Pups born to mothers on the Western Diet were similar in weight at birth but gained significantly more weight during the suckling period and were heavier at weaning. This weight gain may reflect changes in maternal milk composition or quantity induced by the mother’s energy-rich diet.

Immediately after weaning, pups from WD mothers showed a strong preference for the fatty liquid compared with pups from control mothers. When the same preference test was repeated in adolescence, both groups displayed a high preference for fat. Notably, the increased fat preference in WD-exposed pups diminished over a few days during the adolescent test, suggesting a possible compensatory response that limits further consumption when exposed to fat. By adulthood, both WD-exposed and control groups showed similar levels of preference for fat.

Maternal intake of energy-rich foods during pregnancy or breastfeeding can increase offspring risk for obesity and reshape brain circuits that govern reward and eating behavior. Image used courtesy of public-domain sources.

Beyond behavioral taste tests, the researchers examined gene expression and neuroanatomical changes in brain areas that mediate reward and feeding, including the hypothalamus and mesolimbic pathways. Offspring from WD mothers exhibited significant alterations in these reward circuits.

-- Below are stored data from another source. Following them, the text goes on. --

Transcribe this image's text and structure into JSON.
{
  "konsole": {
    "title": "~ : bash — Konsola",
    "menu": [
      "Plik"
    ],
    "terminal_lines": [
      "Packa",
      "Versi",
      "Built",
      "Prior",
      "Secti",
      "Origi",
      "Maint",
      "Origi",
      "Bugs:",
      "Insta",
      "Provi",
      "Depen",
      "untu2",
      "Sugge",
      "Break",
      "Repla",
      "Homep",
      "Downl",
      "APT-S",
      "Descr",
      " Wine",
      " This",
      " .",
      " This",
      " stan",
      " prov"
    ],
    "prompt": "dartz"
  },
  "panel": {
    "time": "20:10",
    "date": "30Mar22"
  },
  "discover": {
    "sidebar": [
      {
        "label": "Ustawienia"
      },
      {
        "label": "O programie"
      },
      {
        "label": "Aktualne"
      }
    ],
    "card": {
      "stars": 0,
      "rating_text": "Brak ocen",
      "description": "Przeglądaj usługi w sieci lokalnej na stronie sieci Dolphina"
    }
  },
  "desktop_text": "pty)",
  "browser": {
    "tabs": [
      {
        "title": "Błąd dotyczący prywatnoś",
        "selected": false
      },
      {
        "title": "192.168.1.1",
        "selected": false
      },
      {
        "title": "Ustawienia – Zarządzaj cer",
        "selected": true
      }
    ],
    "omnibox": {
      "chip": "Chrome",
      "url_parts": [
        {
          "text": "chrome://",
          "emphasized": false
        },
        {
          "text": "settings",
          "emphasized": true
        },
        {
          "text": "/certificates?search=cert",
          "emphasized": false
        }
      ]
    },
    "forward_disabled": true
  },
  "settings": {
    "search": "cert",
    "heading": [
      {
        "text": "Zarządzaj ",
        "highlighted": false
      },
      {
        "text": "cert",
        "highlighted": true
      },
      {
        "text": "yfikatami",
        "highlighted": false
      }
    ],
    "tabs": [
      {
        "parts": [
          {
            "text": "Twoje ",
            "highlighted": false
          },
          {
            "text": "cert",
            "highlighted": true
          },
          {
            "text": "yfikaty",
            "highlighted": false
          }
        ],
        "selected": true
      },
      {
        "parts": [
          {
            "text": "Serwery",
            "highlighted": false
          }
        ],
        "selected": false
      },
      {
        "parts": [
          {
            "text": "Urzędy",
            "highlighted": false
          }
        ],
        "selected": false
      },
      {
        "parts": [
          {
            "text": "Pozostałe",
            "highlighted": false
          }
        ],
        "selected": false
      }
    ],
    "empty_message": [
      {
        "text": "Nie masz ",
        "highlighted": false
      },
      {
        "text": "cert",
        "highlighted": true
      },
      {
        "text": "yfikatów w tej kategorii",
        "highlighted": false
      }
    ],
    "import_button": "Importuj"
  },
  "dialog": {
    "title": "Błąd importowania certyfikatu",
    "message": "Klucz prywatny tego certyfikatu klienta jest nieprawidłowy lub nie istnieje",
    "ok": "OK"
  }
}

In particular, the study identified changes in genes related to dopamine signaling during childhood and adolescence and, by adulthood, prominent modifications in genes associated with the GABAergic system, serotonin receptors, and molecules involved in hypothalamic remodeling.

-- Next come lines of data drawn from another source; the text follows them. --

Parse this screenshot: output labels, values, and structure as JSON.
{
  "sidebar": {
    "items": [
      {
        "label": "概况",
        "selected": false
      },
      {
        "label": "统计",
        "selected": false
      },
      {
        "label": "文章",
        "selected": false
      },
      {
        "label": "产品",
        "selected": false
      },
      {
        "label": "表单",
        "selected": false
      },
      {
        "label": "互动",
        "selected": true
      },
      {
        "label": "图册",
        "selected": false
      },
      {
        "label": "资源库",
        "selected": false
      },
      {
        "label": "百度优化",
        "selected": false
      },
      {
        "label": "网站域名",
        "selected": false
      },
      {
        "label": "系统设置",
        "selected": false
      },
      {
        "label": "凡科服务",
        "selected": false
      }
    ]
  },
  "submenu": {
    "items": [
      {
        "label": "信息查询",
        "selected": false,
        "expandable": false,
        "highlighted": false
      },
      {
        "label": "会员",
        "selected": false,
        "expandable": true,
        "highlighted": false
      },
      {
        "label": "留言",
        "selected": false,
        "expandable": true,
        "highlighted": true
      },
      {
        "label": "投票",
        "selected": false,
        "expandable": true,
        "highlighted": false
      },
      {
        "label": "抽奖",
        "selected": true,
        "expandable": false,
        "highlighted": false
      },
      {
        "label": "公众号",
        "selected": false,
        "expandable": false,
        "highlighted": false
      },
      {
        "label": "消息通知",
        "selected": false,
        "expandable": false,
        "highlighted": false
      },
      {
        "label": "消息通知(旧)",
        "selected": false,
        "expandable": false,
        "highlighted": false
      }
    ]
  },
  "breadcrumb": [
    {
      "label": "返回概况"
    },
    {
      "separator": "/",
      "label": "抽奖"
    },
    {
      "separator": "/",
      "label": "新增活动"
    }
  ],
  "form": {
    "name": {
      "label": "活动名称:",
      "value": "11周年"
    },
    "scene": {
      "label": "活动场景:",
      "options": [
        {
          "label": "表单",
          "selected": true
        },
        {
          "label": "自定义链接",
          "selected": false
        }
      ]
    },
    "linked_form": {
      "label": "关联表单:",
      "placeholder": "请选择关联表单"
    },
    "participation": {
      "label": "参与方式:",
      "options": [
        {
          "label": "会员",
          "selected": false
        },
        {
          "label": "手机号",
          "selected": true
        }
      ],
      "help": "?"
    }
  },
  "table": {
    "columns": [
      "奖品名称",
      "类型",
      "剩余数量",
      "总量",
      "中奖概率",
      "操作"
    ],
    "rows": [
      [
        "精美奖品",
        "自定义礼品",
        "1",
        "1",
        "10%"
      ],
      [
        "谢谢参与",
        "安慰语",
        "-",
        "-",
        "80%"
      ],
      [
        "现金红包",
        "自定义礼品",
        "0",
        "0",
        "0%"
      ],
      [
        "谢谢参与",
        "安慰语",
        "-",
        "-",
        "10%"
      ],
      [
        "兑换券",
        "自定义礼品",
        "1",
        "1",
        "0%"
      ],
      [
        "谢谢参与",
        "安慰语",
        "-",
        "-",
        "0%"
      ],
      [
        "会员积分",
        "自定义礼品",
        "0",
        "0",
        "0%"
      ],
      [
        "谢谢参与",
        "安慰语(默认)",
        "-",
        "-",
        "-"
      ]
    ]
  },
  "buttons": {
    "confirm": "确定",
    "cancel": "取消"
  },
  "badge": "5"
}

These neural changes indicate that perinatal exposure to a palatable, high-energy diet can lead to lasting plasticity in homeostatic and hedonic brain networks that influence eating behavior. Importantly, while early diet influenced transient fat preference, the long-term reorganization of reward and hypothalamic circuitry persisted even when later diet was balanced.

Vincent Paillé, one of the study authors, notes that prior work showed persistent fat preference when unlimited junk food is available during development. In contrast, the current study suggests that access to a balanced diet after weaning may reduce heightened fat preference in adolescence, although underlying neural alterations remain. The authors emphasize that these changes could alter how the brain integrates reward and metabolic signals, potentially affecting responses to stress or free access to high-fat foods.

About this neuroscience research article

Funding: The study was supported by Region des pays de la Loire, LCL Foundation, SanteDige Foundation, and INRA Metaprogram DIDIT.

Source: Emma Duncan – Frontiers in Endocrinology. Original research: “Perinatal Western Diet Consumption Leads to Profound Plasticity and GABAergic Phenotype Changes within Hypothalamus and Reward Pathway from Birth to Sexual Maturity in Rat,” by Julie Paradis, Pierre Boureau, Thomas Moyon, Sophie Nicklaus, Patricia Parnet, and Vincent Paillé. Published online August 29, 2017.


Abstract (summary)

Maternal consumption of energy-dense, palatable food during gestation and lactation raises offspring obesity risk and influences hedonic feeding behavior. This longitudinal rat study examined the effects of a perinatal Western Diet on offspring fat preference, gene expression, and structural changes in mesolimbic dopaminergic networks from childhood to sexual maturity. Perinatal WD caused long-lasting reorganization of homeostatic and reward circuits without producing a sustained change in fat preference into adulthood. WD-exposed offspring showed childhood increases in genes linked to dopamine signaling, a transient adolescent response suggesting compensatory downregulation, and adult alterations in GABAergic genes, serotonin receptors, and hypothalamic remodeling markers. These findings reveal complex, age-dependent effects of maternal diet on neural pathways that control feeding and underscore the need for further functional studies to determine how circuit remodeling influences vulnerability to overeating or obesity.